Performance of algorithms for assessing breast density vs. ground truth | ||
View | LIBRA algorithm correlation values (rho) | UPMC algorithm correlation values (rho) |
Cranial-caudal | 0.58 | 0.81 |
Mediolateral-oblique | 0.71 | 0.79 |
CC-MLO-averaged | 0.69 | 0.85 |
The difference in performance between the proposed algorithm and LIBRA was statistically significant for the CC view (p < 0.0001) and the CC-MLO-averaged view (p < 0.006).
Research benefit
As BI-RADS assessment is the current clinically accepted measure for breast density, the algorithm -- and its ability to provide reproducible breast density measurements -- would benefit research projects in the short-term more than clinical practice, Lee said.
"When researchers explore breast density to predict cancer risk, breast [PD estimates] by the algorithm would provide more information than four-category BI-RADS density by radiologists, which are not reproducible and variable [between radiologists]," he said.
As the algorithm also segments the dense glandular tissue area of the breast, other researchers could use it to solve their own research problems related to dense glandular tissue.
"For example, researchers who develop computer-aided detection [software for] breast cancer may use our algorithm to first find dense glandular tissue area and then detect breast cancer," he said.
Future plans
The researchers are in the process of releasing the algorithm to the public via a program/resource sharing service such as GitHub, Lee said.
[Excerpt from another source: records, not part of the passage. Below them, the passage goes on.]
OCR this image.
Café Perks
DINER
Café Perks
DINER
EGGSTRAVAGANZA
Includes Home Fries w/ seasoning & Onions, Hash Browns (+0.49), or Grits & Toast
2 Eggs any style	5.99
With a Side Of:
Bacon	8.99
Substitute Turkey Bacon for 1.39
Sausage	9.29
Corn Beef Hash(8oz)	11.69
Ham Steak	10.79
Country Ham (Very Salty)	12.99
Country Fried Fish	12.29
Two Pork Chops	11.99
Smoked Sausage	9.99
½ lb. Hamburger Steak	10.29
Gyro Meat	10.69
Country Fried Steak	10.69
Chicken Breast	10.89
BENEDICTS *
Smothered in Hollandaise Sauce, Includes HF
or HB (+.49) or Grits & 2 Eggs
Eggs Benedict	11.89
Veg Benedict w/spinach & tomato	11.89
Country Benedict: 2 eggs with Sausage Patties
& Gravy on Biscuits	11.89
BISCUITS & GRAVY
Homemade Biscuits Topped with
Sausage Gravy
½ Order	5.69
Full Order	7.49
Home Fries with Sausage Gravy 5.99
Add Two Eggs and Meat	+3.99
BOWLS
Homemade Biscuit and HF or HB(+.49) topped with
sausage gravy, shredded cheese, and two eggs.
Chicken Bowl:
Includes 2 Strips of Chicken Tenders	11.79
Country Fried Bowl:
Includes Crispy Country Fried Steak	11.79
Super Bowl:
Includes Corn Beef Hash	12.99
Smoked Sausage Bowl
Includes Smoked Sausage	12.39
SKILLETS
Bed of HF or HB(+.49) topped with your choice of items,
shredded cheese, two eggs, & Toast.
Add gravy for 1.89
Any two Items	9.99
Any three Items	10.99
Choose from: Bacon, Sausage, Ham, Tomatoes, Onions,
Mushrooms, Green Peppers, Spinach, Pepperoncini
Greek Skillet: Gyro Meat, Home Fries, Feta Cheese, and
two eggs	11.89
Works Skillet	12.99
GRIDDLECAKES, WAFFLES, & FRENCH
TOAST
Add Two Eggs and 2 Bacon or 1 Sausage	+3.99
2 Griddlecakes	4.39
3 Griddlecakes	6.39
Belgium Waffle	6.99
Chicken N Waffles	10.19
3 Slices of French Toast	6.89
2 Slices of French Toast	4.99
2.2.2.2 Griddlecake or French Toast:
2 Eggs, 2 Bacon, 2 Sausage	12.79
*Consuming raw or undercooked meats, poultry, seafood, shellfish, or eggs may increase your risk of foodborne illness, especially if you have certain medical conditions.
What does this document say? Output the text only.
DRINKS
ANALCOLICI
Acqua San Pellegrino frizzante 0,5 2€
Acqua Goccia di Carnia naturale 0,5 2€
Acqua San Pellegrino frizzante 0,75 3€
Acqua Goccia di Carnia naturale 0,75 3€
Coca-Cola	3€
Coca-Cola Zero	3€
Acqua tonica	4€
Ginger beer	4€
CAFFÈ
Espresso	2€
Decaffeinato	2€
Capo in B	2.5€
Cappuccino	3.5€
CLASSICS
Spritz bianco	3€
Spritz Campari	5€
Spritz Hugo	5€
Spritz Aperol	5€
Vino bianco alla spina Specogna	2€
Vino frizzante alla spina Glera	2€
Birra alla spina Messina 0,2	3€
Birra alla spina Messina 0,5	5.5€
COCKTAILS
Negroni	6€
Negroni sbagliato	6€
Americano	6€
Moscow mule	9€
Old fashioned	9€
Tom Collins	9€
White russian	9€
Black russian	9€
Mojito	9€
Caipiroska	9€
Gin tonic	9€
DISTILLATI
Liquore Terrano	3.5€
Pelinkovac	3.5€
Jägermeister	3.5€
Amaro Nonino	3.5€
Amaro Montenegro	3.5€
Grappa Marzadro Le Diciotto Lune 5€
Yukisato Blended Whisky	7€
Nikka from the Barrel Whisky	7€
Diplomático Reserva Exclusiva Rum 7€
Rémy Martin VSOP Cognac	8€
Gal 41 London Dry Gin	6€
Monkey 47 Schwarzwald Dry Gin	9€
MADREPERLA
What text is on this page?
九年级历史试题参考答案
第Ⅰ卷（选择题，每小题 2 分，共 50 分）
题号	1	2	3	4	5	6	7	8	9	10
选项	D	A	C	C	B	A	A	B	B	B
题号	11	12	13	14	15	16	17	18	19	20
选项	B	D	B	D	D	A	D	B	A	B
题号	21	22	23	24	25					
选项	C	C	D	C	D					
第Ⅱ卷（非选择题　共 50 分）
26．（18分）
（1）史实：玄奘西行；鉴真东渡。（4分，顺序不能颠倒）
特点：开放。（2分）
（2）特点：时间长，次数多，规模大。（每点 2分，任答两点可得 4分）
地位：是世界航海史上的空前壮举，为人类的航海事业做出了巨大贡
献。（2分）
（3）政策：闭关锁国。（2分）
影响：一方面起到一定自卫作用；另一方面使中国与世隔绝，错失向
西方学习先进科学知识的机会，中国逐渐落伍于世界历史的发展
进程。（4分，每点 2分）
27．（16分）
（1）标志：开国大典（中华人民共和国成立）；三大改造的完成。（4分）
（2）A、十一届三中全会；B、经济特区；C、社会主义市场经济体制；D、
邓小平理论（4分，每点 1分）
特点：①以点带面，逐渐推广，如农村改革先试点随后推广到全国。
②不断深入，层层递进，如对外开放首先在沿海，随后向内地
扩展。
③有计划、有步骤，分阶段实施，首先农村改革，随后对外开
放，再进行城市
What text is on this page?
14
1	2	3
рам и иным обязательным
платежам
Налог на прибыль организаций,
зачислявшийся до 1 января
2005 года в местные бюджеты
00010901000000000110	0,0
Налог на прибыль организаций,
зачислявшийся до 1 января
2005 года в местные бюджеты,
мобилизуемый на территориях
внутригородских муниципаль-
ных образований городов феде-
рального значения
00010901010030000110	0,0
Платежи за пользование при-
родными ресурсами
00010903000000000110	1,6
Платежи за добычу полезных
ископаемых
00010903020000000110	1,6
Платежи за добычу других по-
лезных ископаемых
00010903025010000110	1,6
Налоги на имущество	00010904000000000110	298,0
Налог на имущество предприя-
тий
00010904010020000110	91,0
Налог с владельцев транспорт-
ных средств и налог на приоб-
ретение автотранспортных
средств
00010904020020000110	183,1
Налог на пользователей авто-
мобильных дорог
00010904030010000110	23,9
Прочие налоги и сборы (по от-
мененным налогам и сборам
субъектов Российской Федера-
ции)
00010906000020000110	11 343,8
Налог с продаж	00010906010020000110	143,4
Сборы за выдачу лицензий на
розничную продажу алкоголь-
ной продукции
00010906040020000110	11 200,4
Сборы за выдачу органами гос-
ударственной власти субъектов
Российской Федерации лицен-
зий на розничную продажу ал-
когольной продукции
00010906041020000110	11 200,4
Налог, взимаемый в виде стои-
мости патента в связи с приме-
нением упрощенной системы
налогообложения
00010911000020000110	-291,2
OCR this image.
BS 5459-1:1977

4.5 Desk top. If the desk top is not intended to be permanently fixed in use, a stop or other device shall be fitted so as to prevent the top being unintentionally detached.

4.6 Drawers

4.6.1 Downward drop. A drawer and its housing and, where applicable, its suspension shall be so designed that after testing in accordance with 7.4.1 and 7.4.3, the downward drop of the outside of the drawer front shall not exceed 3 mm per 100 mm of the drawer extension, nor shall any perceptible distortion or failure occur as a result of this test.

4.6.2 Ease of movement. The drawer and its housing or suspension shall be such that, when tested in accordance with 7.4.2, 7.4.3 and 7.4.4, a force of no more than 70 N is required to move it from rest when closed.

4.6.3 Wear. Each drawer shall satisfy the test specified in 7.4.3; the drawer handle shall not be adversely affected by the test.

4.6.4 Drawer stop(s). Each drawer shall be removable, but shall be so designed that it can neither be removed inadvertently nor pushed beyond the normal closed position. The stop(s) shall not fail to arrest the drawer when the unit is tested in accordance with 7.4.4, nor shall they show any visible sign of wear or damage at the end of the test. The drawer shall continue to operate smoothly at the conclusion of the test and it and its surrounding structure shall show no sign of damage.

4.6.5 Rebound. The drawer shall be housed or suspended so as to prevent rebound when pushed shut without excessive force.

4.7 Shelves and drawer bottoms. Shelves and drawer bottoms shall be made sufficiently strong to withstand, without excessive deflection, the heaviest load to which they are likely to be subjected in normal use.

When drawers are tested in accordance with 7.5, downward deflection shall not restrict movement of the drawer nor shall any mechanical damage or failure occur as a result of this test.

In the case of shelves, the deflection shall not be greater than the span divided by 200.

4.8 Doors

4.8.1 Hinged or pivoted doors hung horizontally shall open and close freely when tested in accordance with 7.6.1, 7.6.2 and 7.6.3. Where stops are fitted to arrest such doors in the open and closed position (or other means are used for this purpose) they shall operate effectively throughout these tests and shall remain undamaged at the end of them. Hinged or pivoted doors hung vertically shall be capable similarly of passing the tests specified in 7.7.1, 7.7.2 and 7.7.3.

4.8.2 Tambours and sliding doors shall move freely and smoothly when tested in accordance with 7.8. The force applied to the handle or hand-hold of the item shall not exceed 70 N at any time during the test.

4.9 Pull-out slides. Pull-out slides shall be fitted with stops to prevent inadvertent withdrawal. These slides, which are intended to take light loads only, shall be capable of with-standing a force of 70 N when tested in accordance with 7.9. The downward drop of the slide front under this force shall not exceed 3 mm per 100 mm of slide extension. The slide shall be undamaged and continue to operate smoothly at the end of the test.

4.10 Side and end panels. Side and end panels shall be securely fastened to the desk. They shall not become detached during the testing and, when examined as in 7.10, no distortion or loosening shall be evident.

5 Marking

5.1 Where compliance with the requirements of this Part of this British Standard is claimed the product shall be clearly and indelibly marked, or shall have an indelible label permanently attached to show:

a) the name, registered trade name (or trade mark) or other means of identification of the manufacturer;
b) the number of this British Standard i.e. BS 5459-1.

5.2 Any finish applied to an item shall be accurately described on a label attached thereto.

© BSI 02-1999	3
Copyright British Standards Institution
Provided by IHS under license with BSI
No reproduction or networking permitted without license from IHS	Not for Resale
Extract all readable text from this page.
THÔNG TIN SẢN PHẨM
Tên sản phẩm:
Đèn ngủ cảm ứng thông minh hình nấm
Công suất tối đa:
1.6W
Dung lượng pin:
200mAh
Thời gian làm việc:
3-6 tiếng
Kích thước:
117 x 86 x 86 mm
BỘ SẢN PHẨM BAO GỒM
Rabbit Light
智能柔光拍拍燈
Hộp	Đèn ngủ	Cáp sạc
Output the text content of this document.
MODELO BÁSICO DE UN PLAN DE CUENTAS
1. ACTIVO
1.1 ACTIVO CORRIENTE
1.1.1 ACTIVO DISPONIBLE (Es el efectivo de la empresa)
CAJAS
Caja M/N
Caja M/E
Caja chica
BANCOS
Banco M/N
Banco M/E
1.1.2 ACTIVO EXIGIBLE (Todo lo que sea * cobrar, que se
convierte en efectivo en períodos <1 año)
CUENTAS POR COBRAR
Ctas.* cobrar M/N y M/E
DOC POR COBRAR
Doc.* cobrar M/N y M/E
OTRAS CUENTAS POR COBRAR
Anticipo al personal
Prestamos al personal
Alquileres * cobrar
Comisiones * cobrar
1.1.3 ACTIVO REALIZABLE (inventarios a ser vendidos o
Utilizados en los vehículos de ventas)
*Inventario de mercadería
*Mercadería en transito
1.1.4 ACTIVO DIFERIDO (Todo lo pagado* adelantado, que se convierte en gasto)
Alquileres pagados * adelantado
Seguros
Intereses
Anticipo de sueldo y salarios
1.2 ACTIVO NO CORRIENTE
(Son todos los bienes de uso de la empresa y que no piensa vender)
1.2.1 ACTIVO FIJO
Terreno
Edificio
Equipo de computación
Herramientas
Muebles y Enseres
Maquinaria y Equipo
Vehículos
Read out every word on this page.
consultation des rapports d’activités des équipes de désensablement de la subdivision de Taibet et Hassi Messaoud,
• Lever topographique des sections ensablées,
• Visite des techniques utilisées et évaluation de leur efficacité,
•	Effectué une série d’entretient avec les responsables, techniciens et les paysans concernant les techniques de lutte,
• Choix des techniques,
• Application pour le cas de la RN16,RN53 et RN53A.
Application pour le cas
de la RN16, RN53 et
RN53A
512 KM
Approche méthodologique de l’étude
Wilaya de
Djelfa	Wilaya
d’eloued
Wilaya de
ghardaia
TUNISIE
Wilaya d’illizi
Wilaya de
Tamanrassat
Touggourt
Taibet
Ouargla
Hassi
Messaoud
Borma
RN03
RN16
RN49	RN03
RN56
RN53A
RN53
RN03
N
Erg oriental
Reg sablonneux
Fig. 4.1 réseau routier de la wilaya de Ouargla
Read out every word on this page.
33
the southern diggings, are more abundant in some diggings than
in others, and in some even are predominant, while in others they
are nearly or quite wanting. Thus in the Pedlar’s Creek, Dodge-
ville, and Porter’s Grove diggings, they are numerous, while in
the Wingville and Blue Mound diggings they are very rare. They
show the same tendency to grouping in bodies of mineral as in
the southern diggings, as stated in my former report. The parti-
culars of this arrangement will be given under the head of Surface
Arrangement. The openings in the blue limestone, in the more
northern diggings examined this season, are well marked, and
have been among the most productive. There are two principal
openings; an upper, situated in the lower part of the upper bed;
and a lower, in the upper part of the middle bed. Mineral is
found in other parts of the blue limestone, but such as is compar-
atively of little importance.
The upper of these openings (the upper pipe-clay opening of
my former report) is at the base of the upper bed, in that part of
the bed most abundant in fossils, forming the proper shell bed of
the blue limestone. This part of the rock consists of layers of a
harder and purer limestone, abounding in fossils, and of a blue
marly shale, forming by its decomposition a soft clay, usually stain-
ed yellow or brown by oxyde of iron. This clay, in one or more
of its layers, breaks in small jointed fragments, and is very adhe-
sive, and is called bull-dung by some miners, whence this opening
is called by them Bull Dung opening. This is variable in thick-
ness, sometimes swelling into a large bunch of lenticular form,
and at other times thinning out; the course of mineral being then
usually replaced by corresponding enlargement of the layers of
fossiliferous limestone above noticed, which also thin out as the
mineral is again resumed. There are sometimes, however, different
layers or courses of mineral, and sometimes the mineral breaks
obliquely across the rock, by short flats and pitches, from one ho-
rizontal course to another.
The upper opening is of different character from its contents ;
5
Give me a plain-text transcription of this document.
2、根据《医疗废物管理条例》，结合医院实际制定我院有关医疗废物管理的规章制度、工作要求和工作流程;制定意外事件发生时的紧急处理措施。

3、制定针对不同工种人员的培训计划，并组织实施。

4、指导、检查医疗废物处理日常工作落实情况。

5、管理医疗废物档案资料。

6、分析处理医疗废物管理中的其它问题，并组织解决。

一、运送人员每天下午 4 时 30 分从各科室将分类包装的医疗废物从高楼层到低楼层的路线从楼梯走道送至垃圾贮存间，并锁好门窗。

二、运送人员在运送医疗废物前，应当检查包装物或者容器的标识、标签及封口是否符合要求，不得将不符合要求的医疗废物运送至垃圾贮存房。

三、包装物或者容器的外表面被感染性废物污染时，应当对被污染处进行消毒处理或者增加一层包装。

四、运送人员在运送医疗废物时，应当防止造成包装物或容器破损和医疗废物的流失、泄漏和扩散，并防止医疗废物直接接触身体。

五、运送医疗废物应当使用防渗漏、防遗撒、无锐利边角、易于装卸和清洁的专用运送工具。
In the future, they also want to test their algorithm for estimating breast density on digital breast tomosynthesis exams, as well as on mammography exams acquired on equipment from other vendors besides Hologic.
"As each vendor uses different image processing algorithms for presentation of mammography exams, we will test the proposed algorithm on mammograms from other vendors to check the robustness of the proposed algorithm," Lee said. "It may be necessary to train the algorithm with cases from other vendors."